In 2025, Robinson started implementing Five for Flourishing in two courses that tend to draw those without strong chemistry backgrounds — those who might feel particularly uncomfortable or nervous about the class.

“Those are really great student populations for this sort of an initiative because they are feeling pretty intimidated to be in a STEM class in a lot of cases,” Robinson said. Five for Flourishing, she hoped, could increase their sense of belonging and support. 

Over time, Robinson determined which elements of the program she found helpful. She likes the syllabus and growth-mindset language and the “moment-to-arrive” slides. The midterm evaluations present more of a challenge because, given the highly structured nature of her courses, she can’t plan to change much about them half-way through the term.
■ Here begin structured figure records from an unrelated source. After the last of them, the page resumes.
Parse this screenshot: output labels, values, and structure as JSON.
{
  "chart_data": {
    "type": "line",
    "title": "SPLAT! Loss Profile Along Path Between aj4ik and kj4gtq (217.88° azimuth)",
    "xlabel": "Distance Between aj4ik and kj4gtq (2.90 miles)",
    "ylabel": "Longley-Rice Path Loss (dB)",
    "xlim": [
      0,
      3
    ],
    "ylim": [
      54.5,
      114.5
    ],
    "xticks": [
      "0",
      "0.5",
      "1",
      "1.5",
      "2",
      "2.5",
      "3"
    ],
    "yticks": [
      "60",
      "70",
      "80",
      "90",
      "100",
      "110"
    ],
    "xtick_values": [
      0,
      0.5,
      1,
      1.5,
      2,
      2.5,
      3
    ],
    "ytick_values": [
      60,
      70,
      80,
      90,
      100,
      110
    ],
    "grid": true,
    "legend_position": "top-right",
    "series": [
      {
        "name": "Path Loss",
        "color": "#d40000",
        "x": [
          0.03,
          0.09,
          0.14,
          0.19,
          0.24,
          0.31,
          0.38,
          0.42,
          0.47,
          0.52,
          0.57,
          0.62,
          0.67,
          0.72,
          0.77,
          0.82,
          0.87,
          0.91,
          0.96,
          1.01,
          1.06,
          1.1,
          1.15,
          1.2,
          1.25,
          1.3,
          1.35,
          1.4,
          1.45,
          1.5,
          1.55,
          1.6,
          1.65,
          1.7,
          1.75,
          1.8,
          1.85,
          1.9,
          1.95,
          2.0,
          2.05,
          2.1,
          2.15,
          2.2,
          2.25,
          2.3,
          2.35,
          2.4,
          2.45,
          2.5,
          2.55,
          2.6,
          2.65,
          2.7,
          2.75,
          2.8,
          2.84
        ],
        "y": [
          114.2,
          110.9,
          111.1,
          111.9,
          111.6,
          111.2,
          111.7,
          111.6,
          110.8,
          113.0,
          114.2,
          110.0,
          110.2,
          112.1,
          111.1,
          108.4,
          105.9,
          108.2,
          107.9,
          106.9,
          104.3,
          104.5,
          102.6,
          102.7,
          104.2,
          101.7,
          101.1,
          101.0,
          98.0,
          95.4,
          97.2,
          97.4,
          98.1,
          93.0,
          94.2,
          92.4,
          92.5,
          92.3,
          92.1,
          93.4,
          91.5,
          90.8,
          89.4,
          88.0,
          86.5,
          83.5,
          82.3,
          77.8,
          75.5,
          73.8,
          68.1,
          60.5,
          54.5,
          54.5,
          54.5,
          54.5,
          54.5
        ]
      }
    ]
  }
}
Both Robinson and Kirk came out with mixed reviews of the effort to have students meet weekly in small groups. They know it’s difficult to get students to get together on their own outside of class.

Robinson found that the students in a 120-person course were more likely to meet than those in her 285-person class. Kirk tweaked the structure so that the groups gathered during “quiz sections,” a pre-existing T.A.-led class time. 

More formal assessment of the initiative has also been ongoing since the beginning thanks to the contributions of Lovenoor Aulck, a data scientist working in the provost’s office. 

Aulck developed pre- and post-course surveys to assess the impact of the five interventions on students’ reported sense of belonging, confidence, and academic support, among other measures. Aulck said he’s found “small positive gains,” based on data from the first year of implementation. 

Some of the promising findings include that, by course end, students were more likely to indicate feeling accepted and comfortable being themselves in class and less likely to indicate feeling worried about being judged negatively based on their identity.

But data collection is in its pilot phase as much as the rest of the program; and the Five for Flourishing staff plans to continue tweaking each facet of the work as needed.

That doesn’t mean the program can’t grow at the same time. Already, the group has collaborated with the University of Georgia to help engineer its own version of Five for Flourishing called Wellbeing by Design.  

As the U.W. team monitors their own progress, and swaps stories with partners near and far, perhaps students nationwide will begin to find their big classrooms feel a little smaller.